Run your application again, and you’ll see that now we have our member back. Or better yet, we could create a unique application name for our application and start creating users in that instead. This helps to ensure that our users are unique to our application and not being reused from some other application that used the root application name.
Epilogue
Well, there it is. Now you can configure your SQLExpress membership provider as you desire. There are a load of other settings that we didn’t define in ours (as witnessed by the settings in the machine.config) and defining them is easy as adding the settings.
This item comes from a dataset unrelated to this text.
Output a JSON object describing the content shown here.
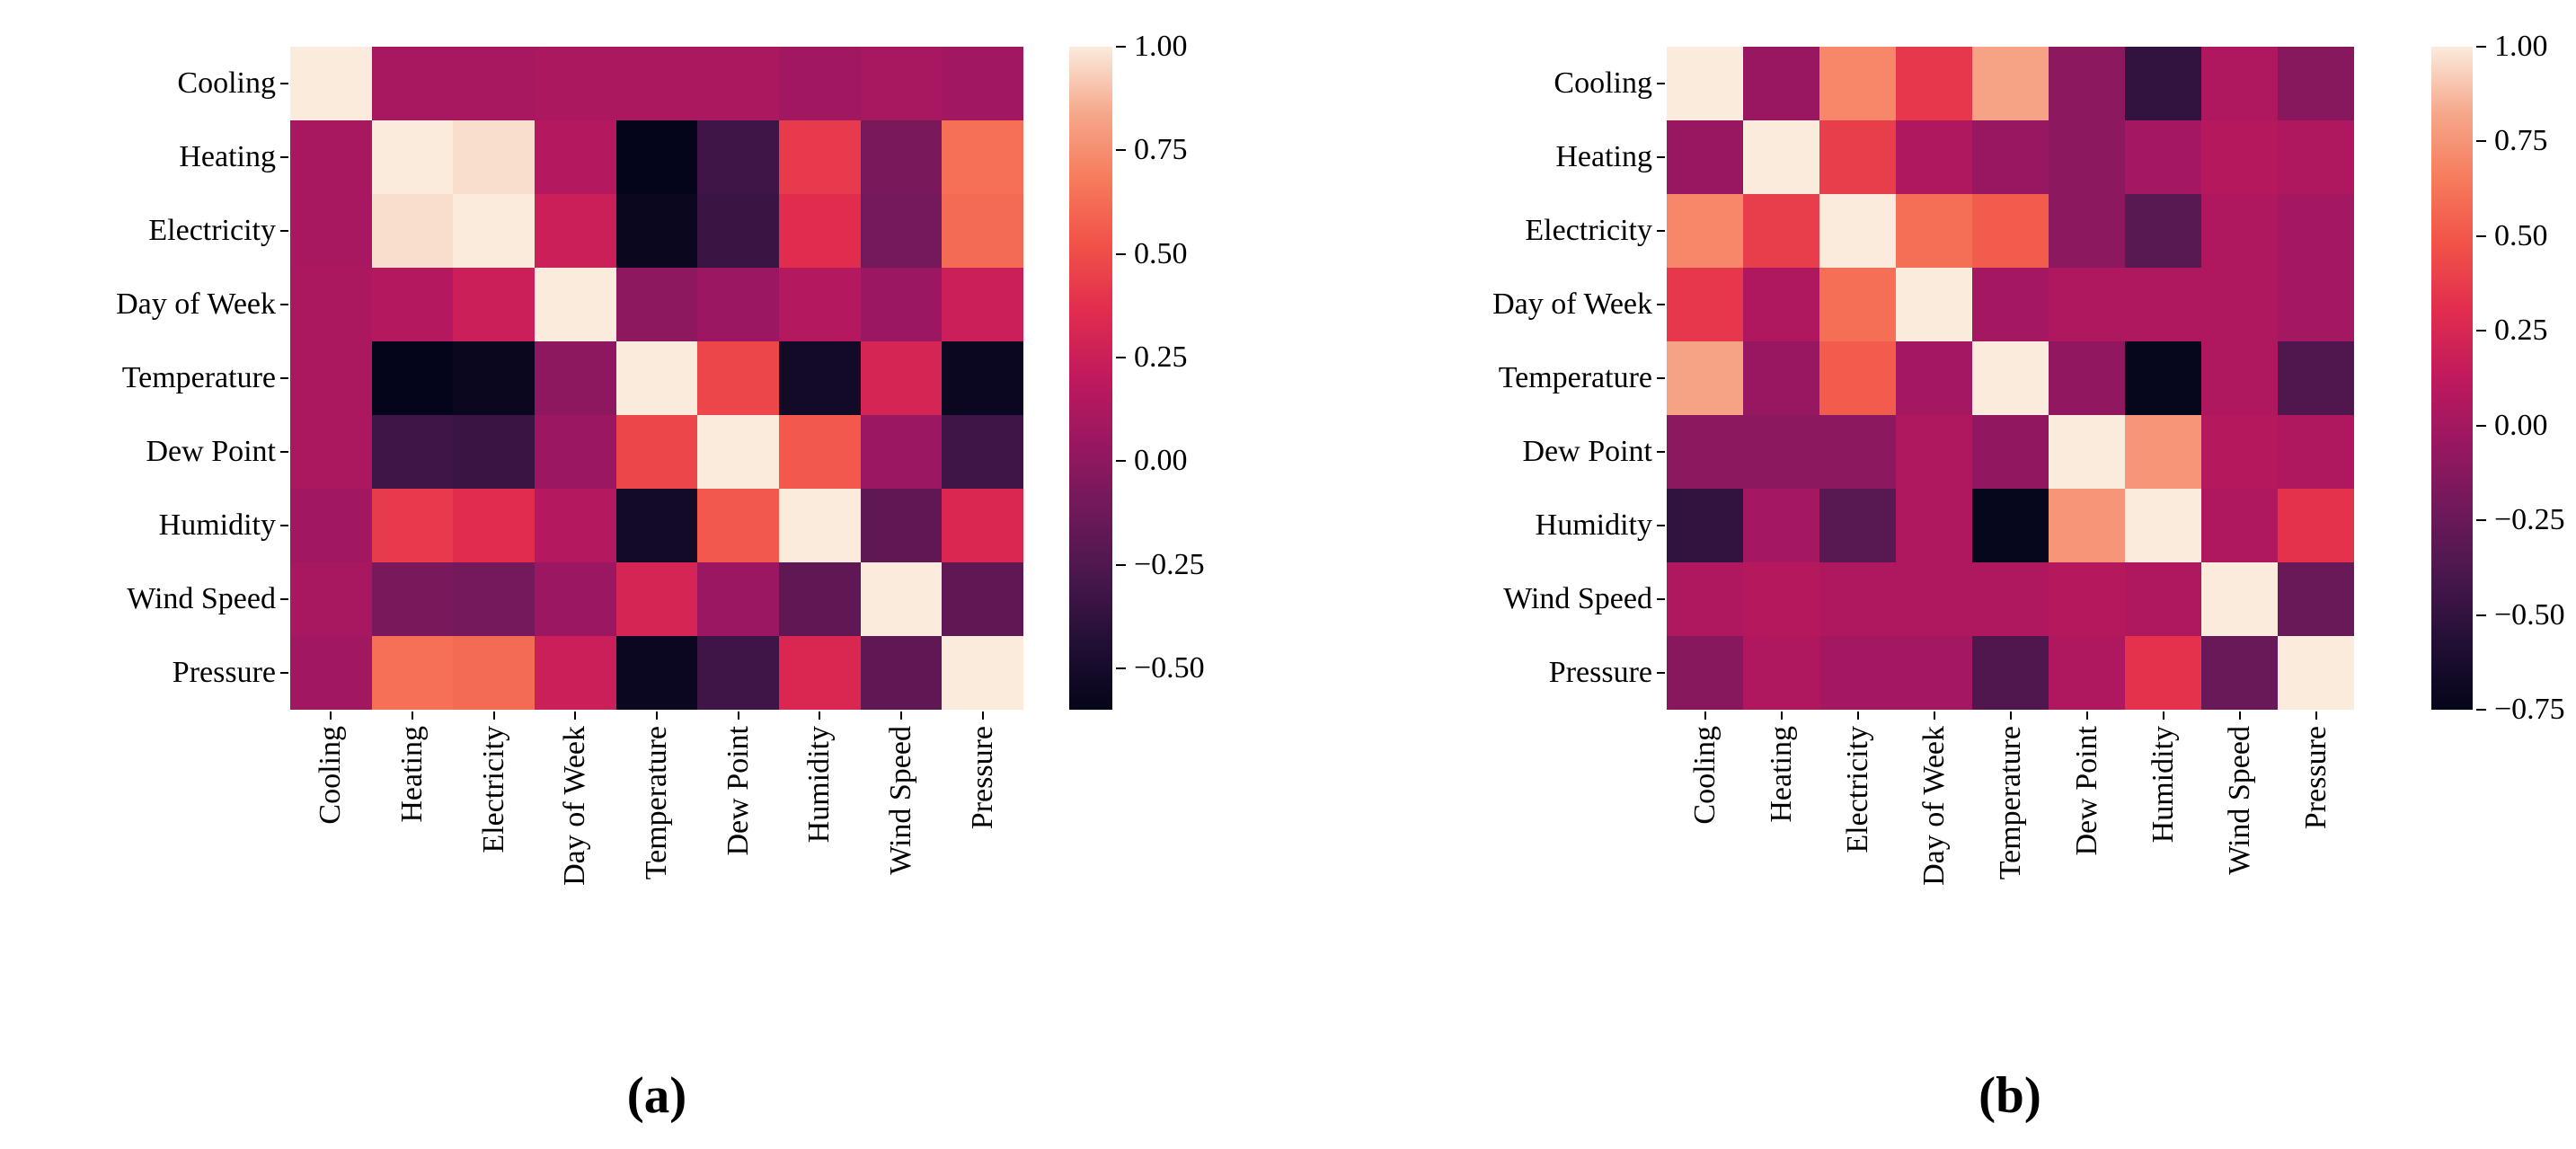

Funny how something so simple could cause me so much searching all over the internet looking for the solution. Honestly, it took me quite a long time to find the answer, I probably wasted 2 hours or more before I stumbled into the answer. Maybe I’m just dense, it and it should be common knowledge, but it wasn’t to me.
Anyhow, it’s there, and if either of us ever need it, we’ll know where to look for the answer.